BLUF: Wählen Sie die Mandantentrennung eines RAG-Systems nach den Folgen eines Grenzversagens – nicht nach der Kundenzahl. Ein gemeinsam genutzter Vektorindex mit verpflichtendem Tenant-Metadatenfilter ist effizient, seine Grenze ist jedoch nur so belastbar wie der Code, der diesen Filter ableitet und anwendet. Nutzen Sie ein Silo, wenn vertragliche, regulatorische oder Blast-Radius-Anforderungen dedizierte Ressourcen verlangen. Nutzen Sie ein Bridge-Modell, wenn wenige Mandanten mit hohen Schutzanforderungen Silos benötigen und der übrige Bestand einen Pool teilen kann. Eine Vektordatenbank mit nativer Multi-Tenancy bietet eine weitere Variante: eine Collection mit einem eigenen physischen Shard je Tenant, sodass jede Datenbankoperation einen Tenant-Kontext verlangt. Leiten Sie die Tenant-Identität aus authentifizierten Claims ab, verweigern Sie Anfragen bei fehlendem Kontext, erzwingen Sie die Grenze vor dem Retrieval und behandeln Sie mandantenübergreifende Nichtoffenlegung als Release Gate.
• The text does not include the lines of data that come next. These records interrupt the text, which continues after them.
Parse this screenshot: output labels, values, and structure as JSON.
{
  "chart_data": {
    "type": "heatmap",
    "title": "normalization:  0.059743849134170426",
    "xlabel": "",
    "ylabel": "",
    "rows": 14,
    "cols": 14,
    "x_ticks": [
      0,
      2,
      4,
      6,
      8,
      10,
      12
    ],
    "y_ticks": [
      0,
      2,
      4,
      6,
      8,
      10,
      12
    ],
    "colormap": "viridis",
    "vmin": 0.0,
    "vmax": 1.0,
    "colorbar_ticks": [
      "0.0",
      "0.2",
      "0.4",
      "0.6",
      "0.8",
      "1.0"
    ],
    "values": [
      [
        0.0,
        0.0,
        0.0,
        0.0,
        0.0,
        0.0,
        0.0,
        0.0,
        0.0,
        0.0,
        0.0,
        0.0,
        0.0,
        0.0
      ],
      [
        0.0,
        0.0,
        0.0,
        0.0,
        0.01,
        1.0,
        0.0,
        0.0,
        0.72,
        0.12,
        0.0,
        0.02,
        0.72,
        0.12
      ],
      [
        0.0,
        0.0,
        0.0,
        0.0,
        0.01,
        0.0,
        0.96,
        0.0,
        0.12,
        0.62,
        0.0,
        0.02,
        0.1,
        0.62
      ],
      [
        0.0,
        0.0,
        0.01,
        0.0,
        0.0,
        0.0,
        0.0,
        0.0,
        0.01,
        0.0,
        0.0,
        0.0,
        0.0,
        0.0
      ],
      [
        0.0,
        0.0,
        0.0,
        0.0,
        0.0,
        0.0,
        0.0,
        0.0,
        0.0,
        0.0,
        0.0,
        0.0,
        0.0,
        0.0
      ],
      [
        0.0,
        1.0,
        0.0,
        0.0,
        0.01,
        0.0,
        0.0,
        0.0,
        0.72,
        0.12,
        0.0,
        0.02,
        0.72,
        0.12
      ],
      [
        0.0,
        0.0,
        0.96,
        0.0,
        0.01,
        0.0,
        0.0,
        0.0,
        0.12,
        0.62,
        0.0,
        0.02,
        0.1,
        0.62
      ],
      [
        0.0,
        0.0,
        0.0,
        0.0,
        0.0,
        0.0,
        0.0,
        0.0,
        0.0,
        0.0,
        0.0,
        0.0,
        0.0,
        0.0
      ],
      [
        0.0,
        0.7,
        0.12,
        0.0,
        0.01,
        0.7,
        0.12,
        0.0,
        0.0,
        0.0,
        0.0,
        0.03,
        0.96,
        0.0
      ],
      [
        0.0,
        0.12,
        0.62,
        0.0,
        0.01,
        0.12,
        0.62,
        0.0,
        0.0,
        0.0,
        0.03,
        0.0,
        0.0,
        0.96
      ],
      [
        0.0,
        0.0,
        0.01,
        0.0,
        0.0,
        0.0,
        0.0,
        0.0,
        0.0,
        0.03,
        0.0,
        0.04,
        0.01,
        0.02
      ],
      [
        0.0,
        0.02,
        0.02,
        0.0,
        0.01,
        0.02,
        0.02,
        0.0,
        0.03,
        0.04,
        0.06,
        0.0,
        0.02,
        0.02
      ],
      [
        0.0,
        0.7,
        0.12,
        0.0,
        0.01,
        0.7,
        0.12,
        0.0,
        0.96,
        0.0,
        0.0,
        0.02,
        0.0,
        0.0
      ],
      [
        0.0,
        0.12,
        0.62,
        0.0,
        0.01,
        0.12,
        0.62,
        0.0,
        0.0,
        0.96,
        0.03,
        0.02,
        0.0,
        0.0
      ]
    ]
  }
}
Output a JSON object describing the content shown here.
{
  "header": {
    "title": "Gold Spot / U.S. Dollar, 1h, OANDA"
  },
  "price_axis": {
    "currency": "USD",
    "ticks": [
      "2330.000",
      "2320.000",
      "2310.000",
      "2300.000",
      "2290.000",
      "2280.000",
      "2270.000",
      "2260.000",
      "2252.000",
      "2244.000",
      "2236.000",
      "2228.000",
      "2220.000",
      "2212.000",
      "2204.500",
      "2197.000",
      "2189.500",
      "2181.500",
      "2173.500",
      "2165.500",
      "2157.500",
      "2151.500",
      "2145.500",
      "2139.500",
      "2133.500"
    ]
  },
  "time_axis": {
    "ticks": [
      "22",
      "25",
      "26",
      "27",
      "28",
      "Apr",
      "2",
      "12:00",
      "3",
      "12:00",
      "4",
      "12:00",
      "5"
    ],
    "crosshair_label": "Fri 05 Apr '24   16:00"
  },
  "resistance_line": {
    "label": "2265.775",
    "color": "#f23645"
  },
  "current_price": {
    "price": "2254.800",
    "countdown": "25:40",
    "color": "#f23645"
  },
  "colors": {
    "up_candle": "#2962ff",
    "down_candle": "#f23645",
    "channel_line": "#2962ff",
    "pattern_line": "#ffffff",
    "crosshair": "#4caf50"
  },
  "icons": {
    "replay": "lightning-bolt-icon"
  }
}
Die Sicherheitsgrenze liegt im Retrieval-Aufruf
RAG-Zugriffskontrolle muss wirken, bevor Kandidaten-Chunks in den Prompt gelangen. Eine nachträgliche Schwärzung der Modellantwort kommt zu spät: Nicht autorisierter Text kann bereits Modell, Traces, Caches oder Evaluationslogs erreicht haben. Das grundlegende Muster zur RAG-Zugriffskontrolle vor dem Retrieval bindet deshalb die authentifizierte Identität vor der Vektorsuche an erlaubte Dokumentattribute. Multi-Tenancy verschärft die Frage: Wird diese Bindung durch Anwendungscode, einen Policy Decision Point, einen Tenant-Selektor der Datenbank oder eine Infrastrukturgrenze erzwungen?
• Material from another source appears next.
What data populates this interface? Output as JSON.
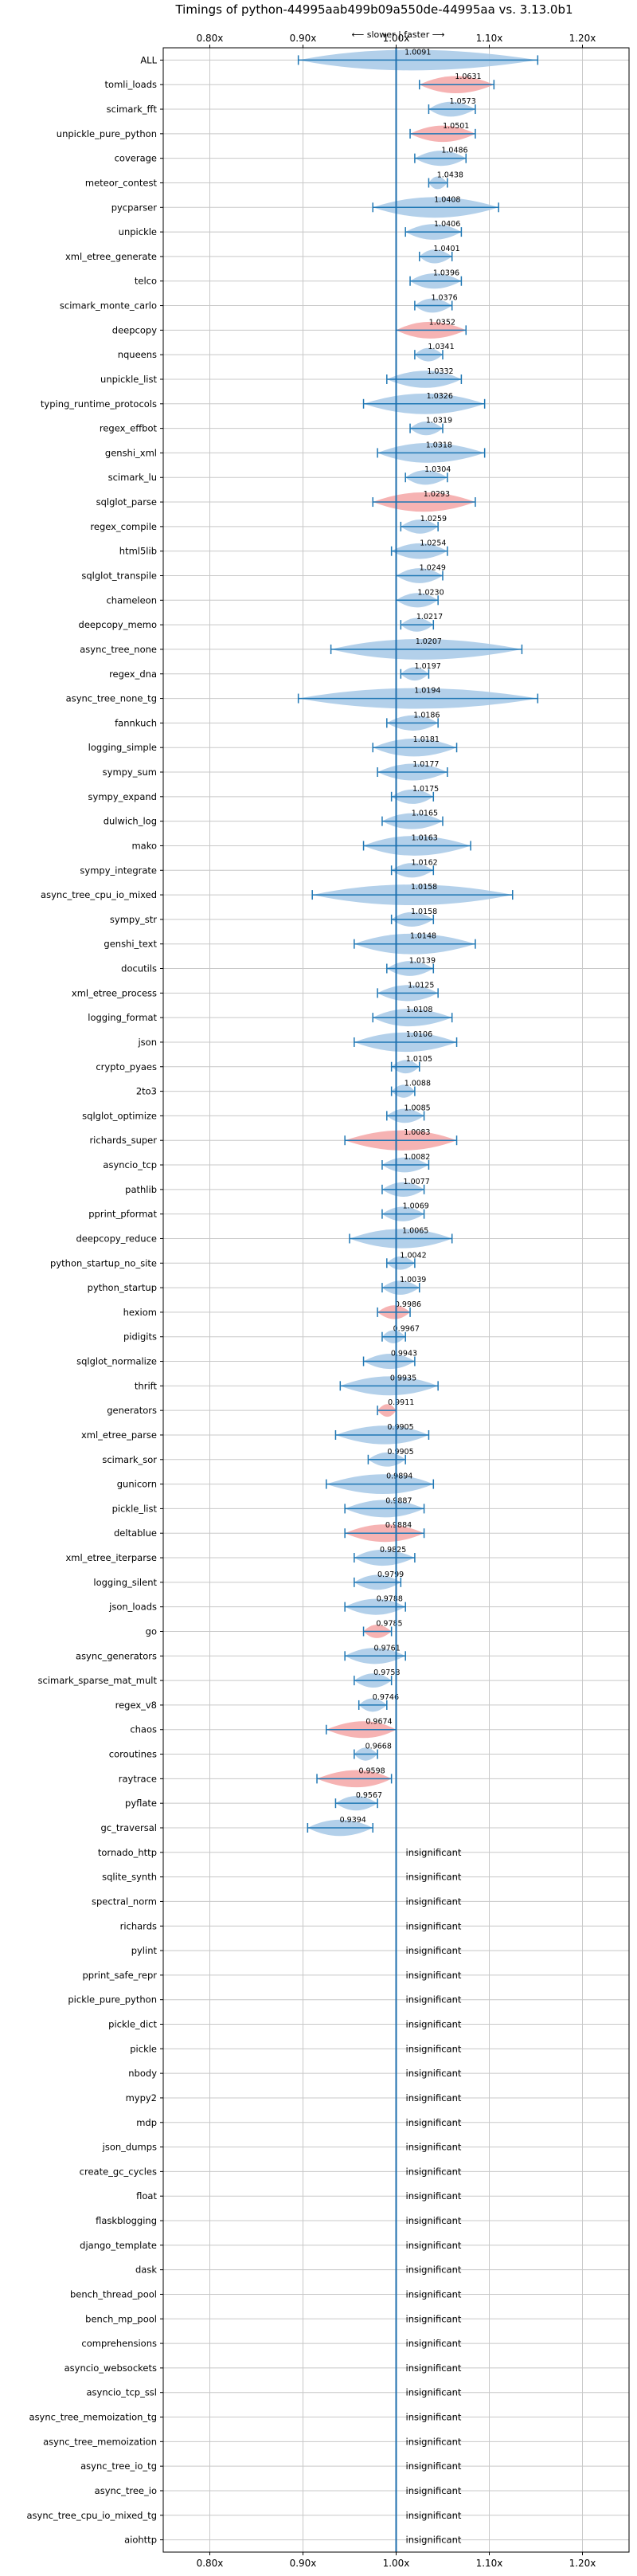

AWS beschreibt für mandantenfähige RAG-Systeme die SaaS-Isolationskonzepte Silo, Pool und Bridge. Im Bedrock-Knowledge-Bases-Beispiel wird beim Silo der RAG-Stack je Tenant separat betrieben. Im Pool wird der gesamte Stack geteilt und beim Retrieval per Tenant-Metadaten gefiltert. Bridge nutzt gemeinsame Infrastruktur, ordnet Tenants aber getrennte Datenquellen, Knowledge Bases und Vektorindizes zu. Diese Muster sind keine Compliance-Zertifikate. Quelle: AWS-Referenzarchitektur für Multi-Tenant RAG.
Vier Positionen der Grenze statt drei Produktetiketten
Beim Silo umschließt die Grenze dedizierte Infrastruktur: tenantbezogener Objektspeicher, Knowledge Base und Vektorspeicher oder Index. Beim Pool liegt sie in jeder Abfrage: Eine gemeinsame Collection wird ausschließlich mit authentifiziertem Tenant-Filter durchsucht. Bei Bridge liegt sie in einer Tenant-zu-Ressource-Zuordnung. Native Datenbank-Multi-Tenancy verankert den Selektor in der Datenbank-API und speichert jeden Tenant in einem separaten Shard derselben Collection.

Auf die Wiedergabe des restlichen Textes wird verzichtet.